- Interactive map of Taliesin Arts Centre

General information
- Location: Swansea, Wales
- Coordinates: 51°36′37″N 3°58′45″W﻿ / ﻿51.6103°N 3.9791°W
- Opened: 1984
- Owner: Swansea University

Design and construction
- Architect: Peter Moro

Website
- https://www.taliesinartscentre.co.uk/en/

= Taliesin Arts Centre =

Taliesin Arts Centre (Canolfan y Celfyddydau Taliesin) is owned and managed by Swansea University and is located on the university's Singleton campus in Swansea, Wales, United Kingdom.

== History ==
The Centre was opened on 18 June 1984 by Sir Geriant Evans CBE. Stephen Hawking gave the inaugural lecture at the centre's opening.
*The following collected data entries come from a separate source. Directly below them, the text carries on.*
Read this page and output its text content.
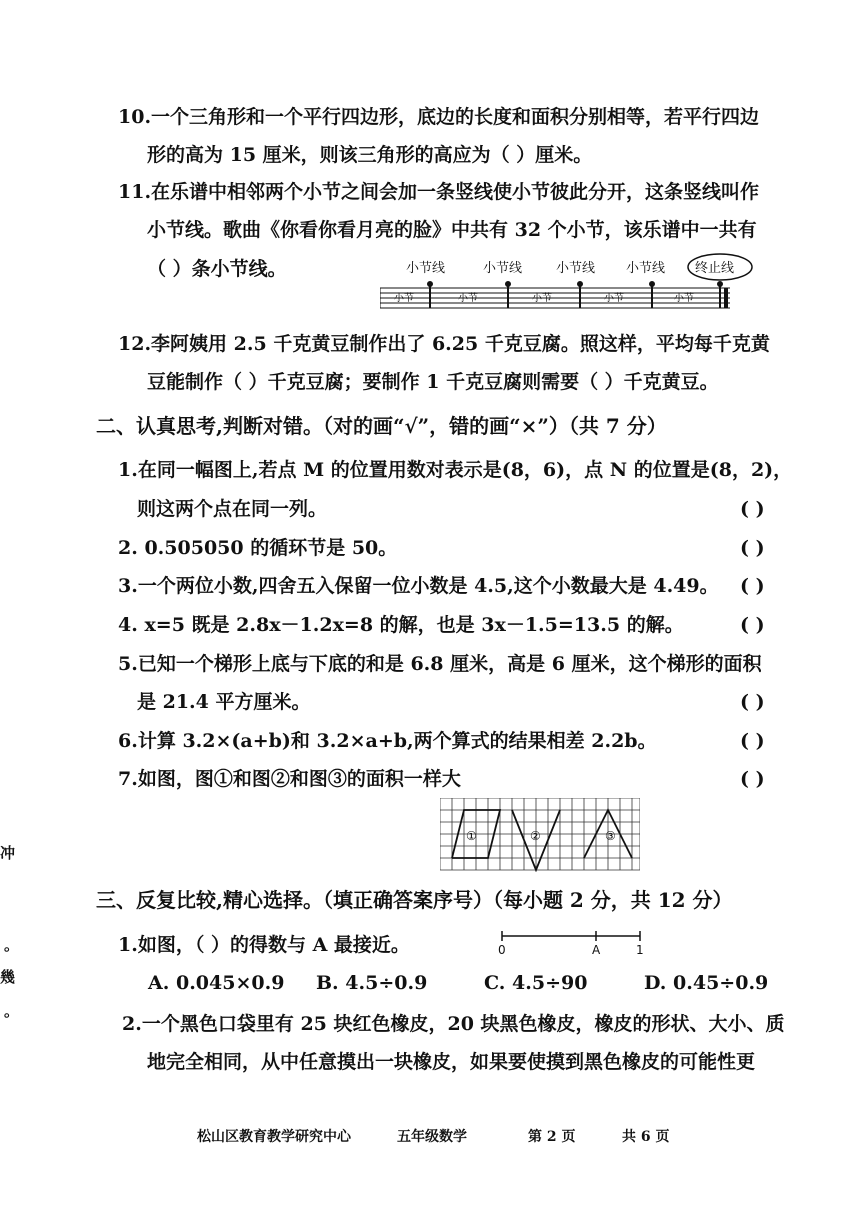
10.一个三角形和一个平行四边形，底边的长度和面积分别相等，若平行四边
形的高为 15 厘米，则该三角形的高应为（ ）厘米。
11.在乐谱中相邻两个小节之间会加一条竖线使小节彼此分开，这条竖线叫作
小节线。歌曲《你看你看月亮的脸》中共有 32 个小节，该乐谱中一共有
（ ）条小节线。	小节线	小节线	小节线 小节线 终止线
小节	小节	小节	小节	小节
12.李阿姨用 2.5 千克黄豆制作出了 6.25 千克豆腐。照这样，平均每千克黄
豆能制作（ ）千克豆腐；要制作 1 千克豆腐则需要（ ）千克黄豆。
二、认真思考,判断对错。（对的画“√”，错的画“×”）（共 7 分）
1.在同一幅图上,若点 M 的位置用数对表示是(8，6)，点 N 的位置是(8，2)，
则这两个点在同一列。	( )
2. 0.505050 的循环节是 50。	( )
3.一个两位小数,四舍五入保留一位小数是 4.5,这个小数最大是 4.49。 ( )
4. x=5 既是 2.8x－1.2x=8 的解，也是 3x－1.5=13.5 的解。	( )
5.已知一个梯形上底与下底的和是 6.8 厘米，高是 6 厘米，这个梯形的面积
是 21.4 平方厘米。	( )
6.计算 3.2×(a+b)和 3.2×a+b,两个算式的结果相差 2.2b。	( )
7.如图，图①和图②和图③的面积一样大	( )
①	②	③
三、反复比较,精心选择。（填正确答案序号）（每小题 2 分，共 12 分）
1.如图，（ ）的得数与 A 最接近。	0	A	1
A. 0.045×0.9 B. 4.5÷0.9	C. 4.5÷90	D. 0.45÷0.9
2.一个黑色口袋里有 25 块红色橡皮，20 块黑色橡皮，橡皮的形状、大小、质
地完全相同，从中任意摸出一块橡皮，如果要使摸到黑色橡皮的可能性更
冲
。
幾
。
松山区教育教学研究中心	五年级数学	第 2 页	共 6 页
It stages its own productions and hosts visiting artists, in addition to being the home to the Egypt Centre, a two-storey gallery containing an important collection of antiquities from Ancient Egypt.
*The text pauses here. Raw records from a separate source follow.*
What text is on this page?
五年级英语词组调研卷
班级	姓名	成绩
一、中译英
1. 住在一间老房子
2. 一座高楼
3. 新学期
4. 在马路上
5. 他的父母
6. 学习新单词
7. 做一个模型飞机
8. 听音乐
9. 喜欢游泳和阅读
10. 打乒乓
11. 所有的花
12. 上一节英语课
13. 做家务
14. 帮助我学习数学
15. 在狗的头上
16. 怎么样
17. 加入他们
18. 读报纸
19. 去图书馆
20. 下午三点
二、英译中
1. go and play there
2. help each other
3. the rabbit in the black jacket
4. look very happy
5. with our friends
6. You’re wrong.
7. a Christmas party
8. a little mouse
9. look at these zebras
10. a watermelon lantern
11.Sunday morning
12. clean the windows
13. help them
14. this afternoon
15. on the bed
The centre is named for the ancient Welsh bard, Taliesin.

The centre hosts a broad programme of events including cinema screenings and a variety of live performances, from dance and drama to jazz and world music.

Taliesin Arts Centre provides a service to both students and the people of Swansea and acts as a regional centre. Performers in recent years have included Jamie Cullum, Clare Teal, Billy Cobham and Paco Peña.

== Location ==
The Taliesin Arts Centre is located to the north of the Mall in Singleton Park, Swansea.